Тонио подался навстречу его руке и при первом же прикосновении этих пальцев почувствовал явное возбуждение, хотя, как и прежде, пытался с этим бороться. «Свободен!» – с горечью подумал он. Даже сейчас он еще убежал бы и спрятался в объятиях Гвидо – если бы только мог. Ему казалось, будто рушится что-то, так долго им оберегаемое. И все же он не двинулся. Он смотрел вниз, на лицо Кальвино. Ему хотелось коснуться этих гладких век, бесцветных губ…
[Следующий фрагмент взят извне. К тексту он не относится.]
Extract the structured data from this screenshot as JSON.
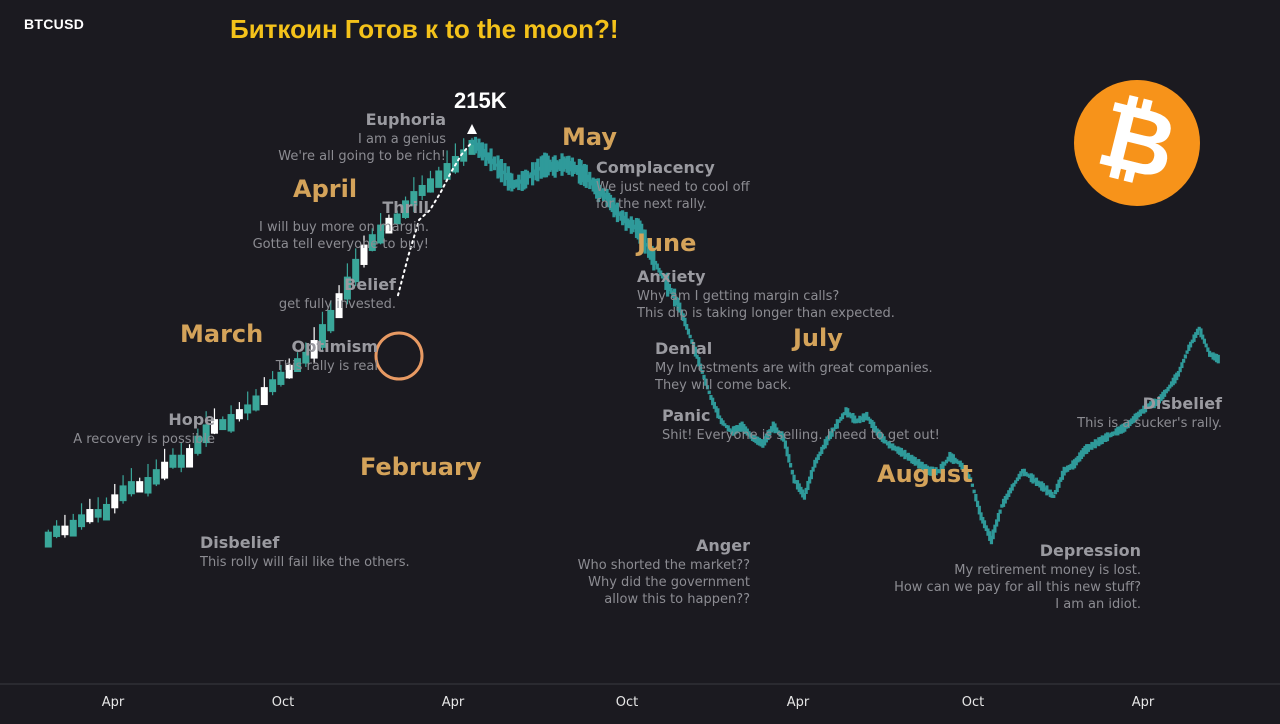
{
  "header": {
    "ticker": "BTCUSD",
    "headline": "Биткоин Готов к to the moon?!"
  },
  "colors": {
    "background": "#1b1a20",
    "headline": "#f4c21a",
    "month_label": "#d4a35a",
    "stage_title": "#9a9aa0",
    "stage_text": "#8c8c92",
    "candle_green": "#3aa79a",
    "candle_white": "#ffffff",
    "decline": "#2f9a9a",
    "highlight_circle": "#e89a63",
    "axis_text": "#e6e6e6",
    "btc_orange": "#f7931a"
  },
  "icons": {
    "logo": "bitcoin-icon",
    "arrow": "arrow-up-icon"
  },
  "peak_label": "215K",
  "chart_data": {
    "type": "line",
    "title": "",
    "x_ticks": [
      "Apr",
      "Oct",
      "Apr",
      "Oct",
      "Apr",
      "Oct",
      "Apr"
    ],
    "series": [
      {
        "values": [
          10,
          10.5,
          11,
          10.8,
          11.5,
          12,
          12.5,
          12.2,
          13,
          14,
          15,
          15.5,
          15,
          16,
          17,
          18,
          19,
          18,
          20,
          22,
          24,
          25,
          24,
          26,
          27,
          28,
          30,
          32,
          34,
          36,
          38,
          40,
          42,
          46,
          52,
          58,
          66,
          75,
          86,
          96,
          104,
          112,
          118,
          122,
          135,
          145,
          152,
          160,
          170,
          180,
          190,
          200,
          215
        ]
      },
      {
        "values": [
          215,
          200,
          185,
          170,
          155,
          160,
          170,
          180,
          178,
          182,
          175,
          165,
          150,
          140,
          125,
          115,
          110,
          95,
          80,
          70,
          60,
          48,
          38,
          30,
          25,
          23,
          24,
          22,
          21,
          24,
          22,
          16,
          14,
          18,
          21,
          24,
          27,
          25,
          26,
          23,
          21,
          20,
          19,
          18,
          17,
          17,
          19,
          18,
          16,
          12,
          10,
          13,
          15,
          17,
          16,
          15,
          14,
          17,
          18,
          20,
          21,
          22,
          23,
          24,
          26,
          28,
          29,
          32,
          36,
          44,
          51,
          42,
          40
        ]
      },
      {
        "values": [
          66,
          90,
          118,
          127,
          145,
          170,
          195,
          215
        ]
      }
    ]
  },
  "annotations": {
    "months": {
      "february": "February",
      "march": "March",
      "april": "April",
      "may": "May",
      "june": "June",
      "july": "July",
      "august": "August"
    },
    "stages": [
      {
        "title": "Disbelief",
        "lines": [
          "This rolly will fail like the others."
        ]
      },
      {
        "title": "Hope",
        "lines": [
          "A recovery is possible"
        ]
      },
      {
        "title": "Optimism",
        "lines": [
          "This rally is real"
        ]
      },
      {
        "title": "Belief",
        "lines": [
          "get fully invested."
        ]
      },
      {
        "title": "Thrill",
        "lines": [
          "I will buy more on margin.",
          "Gotta tell everyone to buy!"
        ]
      },
      {
        "title": "Euphoria",
        "lines": [
          "I am a genius",
          "We're all going to be rich!"
        ]
      },
      {
        "title": "Complacency",
        "lines": [
          "We just need to cool off",
          "for the next rally."
        ]
      },
      {
        "title": "Anxiety",
        "lines": [
          "Why am I getting margin calls?",
          "This dip is taking longer than expected."
        ]
      },
      {
        "title": "Denial",
        "lines": [
          "My Investments are with great companies.",
          "They will come back."
        ]
      },
      {
        "title": "Panic",
        "lines": [
          "Shit! Everyone is selling. I'need to get out!"
        ]
      },
      {
        "title": "Anger",
        "lines": [
          "Who shorted the market??",
          "Why did the government",
          "allow this to happen??"
        ]
      },
      {
        "title": "Depression",
        "lines": [
          "My retirement money is lost.",
          "How can we pay for all this new stuff?",
          "I am an idiot."
        ]
      },
      {
        "title": "Disbelief",
        "lines": [
          "This is a sucker's rally."
        ]
      }
    ]
  }
}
Но кардинала и самого снедало беспокойство. Страсть раздирала его, но оттолкнуть Тонио он не мог.
– Что до меня, – пробормотал он, словно размышляя сам с собой, – то я весьма неопытный учитель по части грехов плоти. – В том, что он сказал, не чувствовалось никакой гордыни. – Ты заставил меня устыдиться и был прав. Так зачем ты вернулся?
– Мой господин, неужели мы попадем в ад из-за нескольких объятий? Неужели такова воля Божья? – спросил Тонио.
– Ты дьявол с лицом ангела, – проговорил кардинал, слегка отшатнувшись, но Тонио услышал, как его дыхание стало тяжелым и неровным, и почувствовал, что в душе его происходит внутренняя борьба.
– Неужели это действительно так, мой господин? – Тонио медленно опустился на одно колено и заглянул в глаза кардинала.
У этого мужчины было удивительное лицо, совершенное в пропорциях, с четко обрисованными, заостренными чертами, притягивающее мужской грубоватостью.
– Мой господин, – прошептал Тонио, – с тех пор как от меня так много отрезали, я стал часто думать о том, что именно плоть – мать всего сущего.
Кардинал не смог совладать со смущением, охватившим его при этих словах. Да и Тонио замолк, удивленный слетевшим с губ признанием. Что же было в этом мужчине такое, что пробуждало желание говорить все это ему?
Кардинал по-прежнему не сводил с него упорного взгляда, словно призывая понять его. И Тонио пронзила мысль: этот человек был абсолютно безгрешен, по-настоящему безгрешен и отчаянно нуждался, чтобы им руководили.